I’M NOT SURE, I’D HAVE TO CONSULT WITH CHATGPT: Is AI making us dumber?

Researchers called this the “Google effect.” They found people recalled where to find specific information better than they remembered the information itself when they knew they could easily find it again. “We are becoming symbiotic with our computer tools, growing into interconnected systems that remember less by knowing information than by knowing where the information can be found,” the researchers wrote in 2011. Some worried that cognitive offloading to Google was “making us stupid,” a possibility raised by an Atlantic cover story. Others argued Google was democratizing access to information and let us trade hours spent scouring library stands for supercharged thinking.

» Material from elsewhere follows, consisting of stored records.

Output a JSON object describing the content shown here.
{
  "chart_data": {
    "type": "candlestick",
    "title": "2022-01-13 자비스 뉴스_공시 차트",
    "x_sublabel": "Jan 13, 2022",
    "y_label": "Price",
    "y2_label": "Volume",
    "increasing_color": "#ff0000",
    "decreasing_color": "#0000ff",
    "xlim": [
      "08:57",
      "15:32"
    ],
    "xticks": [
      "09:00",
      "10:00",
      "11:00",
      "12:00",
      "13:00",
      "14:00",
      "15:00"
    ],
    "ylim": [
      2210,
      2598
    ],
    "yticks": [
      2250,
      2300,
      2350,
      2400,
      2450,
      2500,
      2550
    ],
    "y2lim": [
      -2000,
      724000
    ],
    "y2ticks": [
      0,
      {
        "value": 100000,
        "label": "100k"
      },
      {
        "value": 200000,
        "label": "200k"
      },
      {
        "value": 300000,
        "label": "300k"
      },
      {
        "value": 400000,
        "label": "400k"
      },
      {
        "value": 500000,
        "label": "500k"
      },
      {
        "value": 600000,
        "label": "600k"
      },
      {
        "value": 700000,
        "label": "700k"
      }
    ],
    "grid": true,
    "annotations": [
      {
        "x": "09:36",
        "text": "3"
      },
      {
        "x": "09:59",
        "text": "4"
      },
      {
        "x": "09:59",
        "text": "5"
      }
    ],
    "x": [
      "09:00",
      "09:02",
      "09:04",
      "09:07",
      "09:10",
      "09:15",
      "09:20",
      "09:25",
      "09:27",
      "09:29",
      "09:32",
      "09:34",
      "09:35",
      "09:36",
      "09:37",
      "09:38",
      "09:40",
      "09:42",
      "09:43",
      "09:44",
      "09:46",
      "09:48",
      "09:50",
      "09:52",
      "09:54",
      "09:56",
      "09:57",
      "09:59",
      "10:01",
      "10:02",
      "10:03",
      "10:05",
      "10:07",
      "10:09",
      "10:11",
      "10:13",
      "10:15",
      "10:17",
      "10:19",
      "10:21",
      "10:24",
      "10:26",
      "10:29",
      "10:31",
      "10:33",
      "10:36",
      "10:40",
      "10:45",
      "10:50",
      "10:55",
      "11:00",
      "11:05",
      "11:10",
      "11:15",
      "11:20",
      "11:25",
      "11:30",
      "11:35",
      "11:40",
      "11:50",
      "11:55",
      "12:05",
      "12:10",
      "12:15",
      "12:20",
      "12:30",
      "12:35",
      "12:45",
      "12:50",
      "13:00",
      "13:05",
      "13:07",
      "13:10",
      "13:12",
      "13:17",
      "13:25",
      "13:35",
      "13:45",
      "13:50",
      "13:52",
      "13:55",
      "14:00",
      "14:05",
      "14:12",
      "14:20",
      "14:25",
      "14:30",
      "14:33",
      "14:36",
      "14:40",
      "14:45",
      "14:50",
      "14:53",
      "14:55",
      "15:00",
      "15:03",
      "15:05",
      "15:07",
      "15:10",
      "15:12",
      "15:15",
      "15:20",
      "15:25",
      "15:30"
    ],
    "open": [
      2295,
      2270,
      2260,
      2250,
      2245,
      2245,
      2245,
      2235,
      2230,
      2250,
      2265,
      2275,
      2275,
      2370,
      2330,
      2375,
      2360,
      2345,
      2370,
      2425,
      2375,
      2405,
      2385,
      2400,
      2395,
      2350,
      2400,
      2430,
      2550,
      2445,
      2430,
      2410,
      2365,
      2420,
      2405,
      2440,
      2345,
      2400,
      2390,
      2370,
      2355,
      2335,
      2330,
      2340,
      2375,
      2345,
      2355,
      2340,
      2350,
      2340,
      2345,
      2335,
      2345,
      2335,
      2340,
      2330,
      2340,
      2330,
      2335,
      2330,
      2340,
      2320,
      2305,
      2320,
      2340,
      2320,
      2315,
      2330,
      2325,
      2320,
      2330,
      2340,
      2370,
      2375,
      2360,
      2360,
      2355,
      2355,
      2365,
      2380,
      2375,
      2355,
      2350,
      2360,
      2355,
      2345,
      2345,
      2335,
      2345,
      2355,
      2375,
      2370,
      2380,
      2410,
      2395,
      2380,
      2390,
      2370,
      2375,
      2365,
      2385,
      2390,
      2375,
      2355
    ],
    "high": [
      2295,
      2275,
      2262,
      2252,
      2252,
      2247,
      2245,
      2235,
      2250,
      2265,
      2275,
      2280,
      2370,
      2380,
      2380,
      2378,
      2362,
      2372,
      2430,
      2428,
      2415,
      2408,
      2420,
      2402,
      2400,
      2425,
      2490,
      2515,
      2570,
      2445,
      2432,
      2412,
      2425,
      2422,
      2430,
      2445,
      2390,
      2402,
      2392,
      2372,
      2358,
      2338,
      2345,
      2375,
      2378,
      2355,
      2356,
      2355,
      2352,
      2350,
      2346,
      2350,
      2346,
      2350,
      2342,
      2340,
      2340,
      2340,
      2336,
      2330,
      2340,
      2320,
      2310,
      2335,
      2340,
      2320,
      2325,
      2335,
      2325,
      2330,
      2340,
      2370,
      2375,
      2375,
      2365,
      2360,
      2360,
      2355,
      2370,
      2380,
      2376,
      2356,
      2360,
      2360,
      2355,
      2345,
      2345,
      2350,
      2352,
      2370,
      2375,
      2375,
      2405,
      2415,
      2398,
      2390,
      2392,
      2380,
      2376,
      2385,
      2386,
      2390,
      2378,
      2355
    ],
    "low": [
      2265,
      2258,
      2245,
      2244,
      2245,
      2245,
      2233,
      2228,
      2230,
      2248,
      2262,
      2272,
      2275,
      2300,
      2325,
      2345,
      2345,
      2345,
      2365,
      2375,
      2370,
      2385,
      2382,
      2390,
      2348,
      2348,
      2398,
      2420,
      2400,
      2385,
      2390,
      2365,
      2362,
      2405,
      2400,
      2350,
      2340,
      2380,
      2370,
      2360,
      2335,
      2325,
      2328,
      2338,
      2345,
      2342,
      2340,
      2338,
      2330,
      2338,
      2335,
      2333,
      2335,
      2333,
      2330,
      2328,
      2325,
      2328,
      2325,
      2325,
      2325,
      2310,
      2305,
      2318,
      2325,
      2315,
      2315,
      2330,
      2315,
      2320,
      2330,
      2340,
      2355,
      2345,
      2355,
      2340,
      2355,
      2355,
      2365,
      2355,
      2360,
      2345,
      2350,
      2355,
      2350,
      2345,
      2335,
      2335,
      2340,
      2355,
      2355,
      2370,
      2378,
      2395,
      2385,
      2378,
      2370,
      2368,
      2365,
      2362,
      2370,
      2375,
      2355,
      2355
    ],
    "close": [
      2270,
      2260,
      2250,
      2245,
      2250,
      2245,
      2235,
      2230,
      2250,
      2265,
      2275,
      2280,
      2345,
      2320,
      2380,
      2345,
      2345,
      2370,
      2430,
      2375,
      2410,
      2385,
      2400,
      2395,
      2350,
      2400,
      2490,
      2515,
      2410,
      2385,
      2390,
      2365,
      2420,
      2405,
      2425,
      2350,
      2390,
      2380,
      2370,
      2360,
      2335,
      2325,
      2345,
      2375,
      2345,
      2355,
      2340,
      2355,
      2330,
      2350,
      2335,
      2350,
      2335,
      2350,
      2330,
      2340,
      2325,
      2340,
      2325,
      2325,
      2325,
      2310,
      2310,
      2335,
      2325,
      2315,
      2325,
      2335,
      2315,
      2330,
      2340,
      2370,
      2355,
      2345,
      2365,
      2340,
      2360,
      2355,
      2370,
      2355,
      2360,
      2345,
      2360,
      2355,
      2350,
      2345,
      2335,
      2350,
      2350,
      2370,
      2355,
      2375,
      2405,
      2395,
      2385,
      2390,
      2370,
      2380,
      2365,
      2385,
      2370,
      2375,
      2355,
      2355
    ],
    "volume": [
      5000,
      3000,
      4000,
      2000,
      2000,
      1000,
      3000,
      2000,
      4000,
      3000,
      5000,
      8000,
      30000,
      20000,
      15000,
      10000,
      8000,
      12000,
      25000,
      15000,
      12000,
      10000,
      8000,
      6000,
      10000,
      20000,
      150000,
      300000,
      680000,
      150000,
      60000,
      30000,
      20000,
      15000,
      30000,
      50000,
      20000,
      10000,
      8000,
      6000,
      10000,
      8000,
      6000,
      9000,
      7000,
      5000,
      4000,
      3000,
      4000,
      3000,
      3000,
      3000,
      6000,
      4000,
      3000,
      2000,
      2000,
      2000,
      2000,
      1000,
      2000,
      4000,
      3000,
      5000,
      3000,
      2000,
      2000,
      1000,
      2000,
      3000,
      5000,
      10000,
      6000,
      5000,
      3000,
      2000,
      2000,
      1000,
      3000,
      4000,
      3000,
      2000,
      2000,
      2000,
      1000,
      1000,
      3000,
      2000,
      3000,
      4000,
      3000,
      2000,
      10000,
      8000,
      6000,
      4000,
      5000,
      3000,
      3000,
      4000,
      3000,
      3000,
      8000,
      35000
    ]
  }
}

You don’t need to Google any of this to know why it sounds so familiar. Early research into how generative AI affects our brains has resurfaced the same talking points: overreliance on AI will weaken mental persistence, flatten creativity, atrophy our critical thinking skills, and degrade our relationships. Experts in machine learning, creativity, social behavior I spoke to said we can glean some insight from the fallout of past innovations, but the totalizing pervasiveness of AI is unparalleled.

AI could pose a bigger risk to our brains than past innovations because “the tool is completely different in nature,” says Nataliya Kosmyna, a researcher at MIT who published one of the most widely cited pieces of research on AI and cognitive decline last year, showing that people who had access to gen AI for writing essays performed worse over time than those who used Google or had no aid. Kosmyna says the widely circulated comparisons of AI to a calculator, which has also been used by Sam Altman, is a fallacy. “You don’t fall asleep and wake up with a calculator. You don’t talk to the calculator about everything you have in your mind.”

Somebody should write a book about Seductive AI.